- Location: MAGiC MaP
- Nearest town: Ferryhill Peterlee
- Coordinates: 54°43′47″N 1°26′36″W﻿ / ﻿54.72972°N 1.44333°W
- Area: 6.0 ha (15 acres)
- Established: 1976
- Governing body: Natural England
- Website: Town Kelloe Bank SSSI

= Town Kelloe Bank =

Town Kelloe Bank is a Site of Special Scientific Interest in County Durham, England. It is situated to the south of The Bottoms SSSI and just north of the village of Town Kelloe.

The site has an important expanse of primary magnesian limestone grassland, in which the dominant blue moor-grass, Sesleria albicans, is associated with species such as quaking grass, Briza media, glaucous sedge, Carex flacca, and meadow oat-grass, Avenula pratensis.
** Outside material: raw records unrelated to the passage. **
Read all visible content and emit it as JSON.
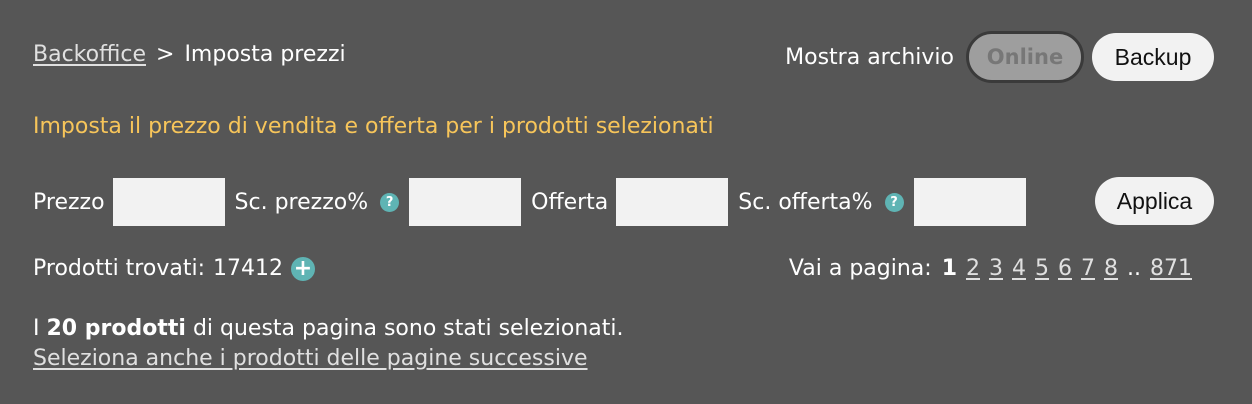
{
  "breadcrumb": {
    "root": "Backoffice",
    "separator": ">",
    "current": "Imposta prezzi"
  },
  "header": {
    "archive_label": "Mostra archivio",
    "online_toggle": "Online",
    "backup_button": "Backup"
  },
  "subtitle": "Imposta il prezzo di vendita e offerta per i prodotti selezionati",
  "pricing": {
    "price_label": "Prezzo",
    "price_discount_label": "Sc. prezzo%",
    "offer_label": "Offerta",
    "offer_discount_label": "Sc. offerta%",
    "help_glyph": "?",
    "apply_button": "Applica",
    "price_value": "",
    "price_discount_value": "",
    "offer_value": "",
    "offer_discount_value": ""
  },
  "results": {
    "label": "Prodotti trovati:",
    "count": "17412",
    "plus_glyph": "+"
  },
  "pager": {
    "label": "Vai a pagina:",
    "current": "1",
    "pages": [
      "2",
      "3",
      "4",
      "5",
      "6",
      "7",
      "8"
    ],
    "ellipsis": "..",
    "last": "871"
  },
  "selection": {
    "prefix": "I",
    "count_text": "20 prodotti",
    "suffix": "di questa pagina sono stati selezionati.",
    "select_more_link": "Seleziona anche i prodotti delle pagine successive"
  },
  "colors": {
    "background": "#565656",
    "accent_text": "#f7c55a",
    "icon_teal": "#5fb4b4"
  }
}
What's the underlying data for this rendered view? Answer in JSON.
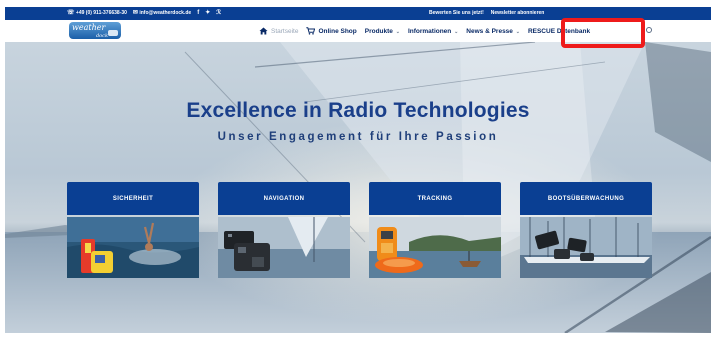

The site holds the largest known population of bird's-eye primrose, Primula farinosa, in County Durham. Other plants that are largely confined to northern limestone areas include butterwort, Pinguicula vulgaris, maidenhair spleenwort, Asplenium trichomanes, and grass of Parnassus, Parnassia palustris.

The site has a breeding population of the Durham argus butterfly, Aricia artaxerxes salmacis.